En 1931, le débat sur la Plate-forme semble donc enterré. Définitivement ? Pas exactement. Car la controverse ne s’est pas réduite pas aux passes d’armes entre Makhno, Archinov et Voline. Pour en saisir les ressorts profonds, il faut considérer le théâtre principal de l’affrontement : l’UAC et son hebdomadaire, Le Libertaire. Le contexte des années 1925 à 1930, qui est celui d’une forte régression des luttes et du mouvement ouvrier, était propice aux déchirements internes. Toutes les militantes et les militants les plus en vue de l’UAC se sont jetés dans la bataille. Les articles vengeurs ont succédé aux réponses cinglantes. La polémique a largement dépassé l’exégèse de la Plate-forme : elle a révélé un clivage bien plus profond, qui touchait à la nature même de l’anarchisme.
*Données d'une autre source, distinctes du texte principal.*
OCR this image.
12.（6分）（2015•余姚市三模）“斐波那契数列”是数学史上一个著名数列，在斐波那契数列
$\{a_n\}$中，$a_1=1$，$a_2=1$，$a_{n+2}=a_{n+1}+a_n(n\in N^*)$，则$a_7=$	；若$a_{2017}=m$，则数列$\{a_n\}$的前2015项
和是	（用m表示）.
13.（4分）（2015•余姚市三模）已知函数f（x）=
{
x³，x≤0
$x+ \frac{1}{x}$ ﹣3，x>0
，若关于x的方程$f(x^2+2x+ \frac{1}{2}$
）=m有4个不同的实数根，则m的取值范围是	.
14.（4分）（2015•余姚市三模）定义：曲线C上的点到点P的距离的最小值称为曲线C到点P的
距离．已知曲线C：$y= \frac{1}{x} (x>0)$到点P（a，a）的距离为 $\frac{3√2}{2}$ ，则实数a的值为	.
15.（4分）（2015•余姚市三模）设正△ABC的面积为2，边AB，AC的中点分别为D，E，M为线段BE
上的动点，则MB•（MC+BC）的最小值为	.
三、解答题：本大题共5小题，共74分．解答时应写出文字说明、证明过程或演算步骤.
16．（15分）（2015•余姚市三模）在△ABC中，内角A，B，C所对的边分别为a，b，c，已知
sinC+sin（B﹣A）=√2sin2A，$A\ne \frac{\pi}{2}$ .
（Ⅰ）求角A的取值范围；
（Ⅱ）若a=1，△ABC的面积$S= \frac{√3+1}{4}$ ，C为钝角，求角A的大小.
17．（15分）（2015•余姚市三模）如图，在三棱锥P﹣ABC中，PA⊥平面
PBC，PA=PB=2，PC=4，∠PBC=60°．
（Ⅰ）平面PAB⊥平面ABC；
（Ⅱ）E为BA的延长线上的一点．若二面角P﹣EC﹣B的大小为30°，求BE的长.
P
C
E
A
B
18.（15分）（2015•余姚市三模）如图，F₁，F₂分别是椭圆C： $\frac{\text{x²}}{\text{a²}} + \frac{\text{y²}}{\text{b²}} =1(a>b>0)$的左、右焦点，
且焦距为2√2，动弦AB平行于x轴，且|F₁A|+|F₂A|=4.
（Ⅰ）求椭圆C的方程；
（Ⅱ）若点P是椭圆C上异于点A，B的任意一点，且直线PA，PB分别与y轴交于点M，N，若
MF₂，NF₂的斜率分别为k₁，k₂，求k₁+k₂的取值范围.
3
Il faut comprendre que la controverse de l’époque – qui aujourd’hui encore, dans certains pays, n’est pas épuisée – était due moins au contenu du texte lui-même, qu’à une question cyclique qui se pose à l’anarchisme : savoir s’il doit être un mouvement politique ou un milieu culturel. Ce litige était bien antérieur à la Plate-forme, mais celle-ci lui a donné son aspect définitif.

C’est sans doute la raison pour laquelle elle va connaître une longue postérité. Cette Plate-forme, qu’en 1931 tout le monde pensait enterrée, sera régulièrement exhumée par la suite. Et à chaque fois, ce sera moins pour son contenu que pour se démarquer du magma communautaire et marginaliste où l’anarchisme s’est parfois enlisé. Les jeunes communistes libertaires des FA française et italienne la redécouvriront avec ferveur en 1949-1950. Les fondateurs de l’Organisation révolutionnaire anarchiste (ORA) en 1965-67. Ceux et celles de l’ORA britannique attendront 1973 pour la lire [8]. Elle sera de nouveau brandie par les jeunes organisations libertaires qui se créeront dans les deux Amériques au cours des années 1990. « Nous sommes plate-formistes ! » annonçait ainsi fièrement Rupture, le périodique francophone de la Nefac canadienne en octobre 2001.

En France le débat ne s’est apaisé que dans les années 1990. René Berthier ou Gaetano Manfredonia ont proposé des approches dépassionnées de la question [9]. La très synthésiste Fédération anarchiste (FA) s’est en réalité éloignée du catéchisme de Sébastien Faure. L’Union des travailleurs communistes libertaires (UTCL), constituée en 1976, avait pour sa part rapidement évoluée vers un dépassement de la Plate-forme dont elle retenait davantage l’esprit que la lettre – Alternative libertaire se situe dans cette continuité.

Guillaume Davranche (AL Paris-Sud)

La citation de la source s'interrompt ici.